O Governo Maduro e o PSUV nunca colocaram em prática o programa pactuado com os comunistas do PCV. Considerando que a Venezuela é quase um paraíso fiscal para a burguesia, os comunistas defendiam enfrentar o déficit fiscal do estado por meio de uma reforma tributária, combatendo a sonegação e a elisão fiscal e desonerando o consumo popular. Junto a essa mudança, o PCV também defendia um plano nacional de agricultura que garantisse mais crédito, apoio técnico, direcionamento nas compras governamentais e melhora na infraestrutura e logística para os camponeses, pequenos e médios agricultores e cooperativas rurais. Outra iniciativa de vulto no programa defendido pelo PCV é o fortalecimento dos sindicatos, comitês de fábrica e autogestão operária como forma de combater a corrupção e a ineficiência, aumentar a produtividade e combater o desabastecimento potencializado por ações especulativas de empresas privadas.
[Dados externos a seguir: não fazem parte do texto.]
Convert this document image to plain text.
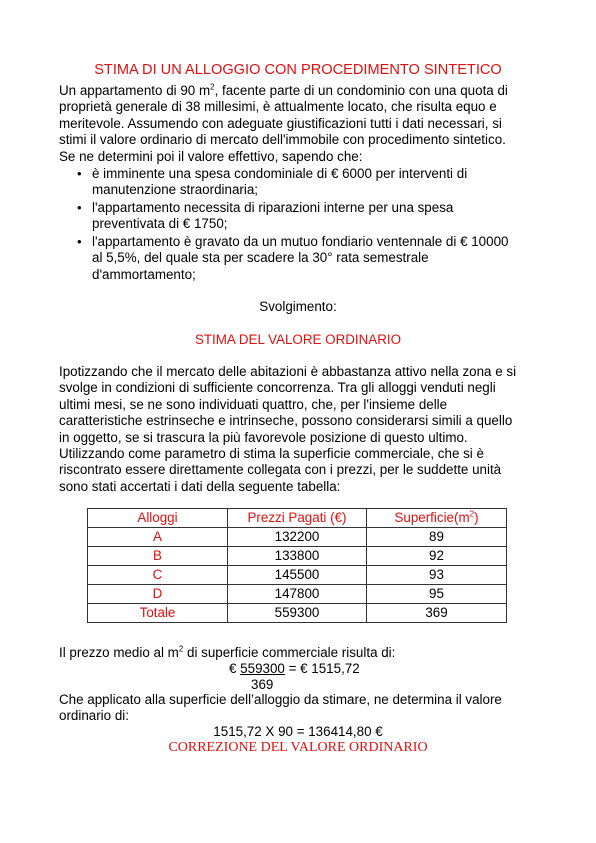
STIMA DI UN ALLOGGIO CON PROCEDIMENTO SINTETICO
Un appartamento di 90 $m^2$, facente parte di un condominio con una quota di
proprietà generale di 38 millesimi, è attualmente locato, che risulta equo e
meritevole. Assumendo con adeguate giustificazioni tutti i dati necessari, si
stimi il valore ordinario di mercato dell'immobile con procedimento sintetico.
Se ne determini poi il valore effettivo, sapendo che:
• è imminente una spesa condominiale di € 6000 per interventi di
manutenzione straordinaria;
• l'appartamento necessita di riparazioni interne per una spesa
preventivata di € 1750;
• l'appartamento è gravato da un mutuo fondiario ventennale di € 10000
al 5,5%, del quale sta per scadere la 30° rata semestrale
d'ammortamento;
Svolgimento:
STIMA DEL VALORE ORDINARIO
Ipotizzando che il mercato delle abitazioni è abbastanza attivo nella zona e si
svolge in condizioni di sufficiente concorrenza. Tra gli alloggi venduti negli
ultimi mesi, se ne sono individuati quattro, che, per l'insieme delle
caratteristiche estrinseche e intrinseche, possono considerarsi simili a quello
in oggetto, se si trascura la più favorevole posizione di questo ultimo.
Utilizzando come parametro di stima la superficie commerciale, che si è
riscontrato essere direttamente collegata con i prezzi, per le suddette unità
sono stati accertati i dati della seguente tabella:
Alloggi	Prezzi Pagati (€)	$Superficie(m^2)$
A	132200	89
B	133800	92
C	145500	93
D	147800	95
Totale	559300	369
Il prezzo medio al $m^2$ di superficie commerciale risulta di:
€ 559300 = € 1515,72
369
Che applicato alla superficie dell’alloggio da stimare, ne determina il valore
ordinario di:
1515,72 X 90 = 136414,80 €
CORREZIONE DEL VALORE ORDINARIO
Tais marcos de política econômica citados acima buscavam responder aos problemas e gargalos econômicos do país desde uma perspectiva operária e popular, enfraquecendo o poder dos monopólios privados e da lógica capitalista que facilita dinâmicas de especulação, corrupção, ineficiência e aumento de preços. A partir de 2014 o país viveu uma gigantesca crise humanitária que resultou na imigração de milhões de venezuelanos, crise humanitária potencializada pelo aumento da agressividade do imperialismo durante o governo de Donald Trump.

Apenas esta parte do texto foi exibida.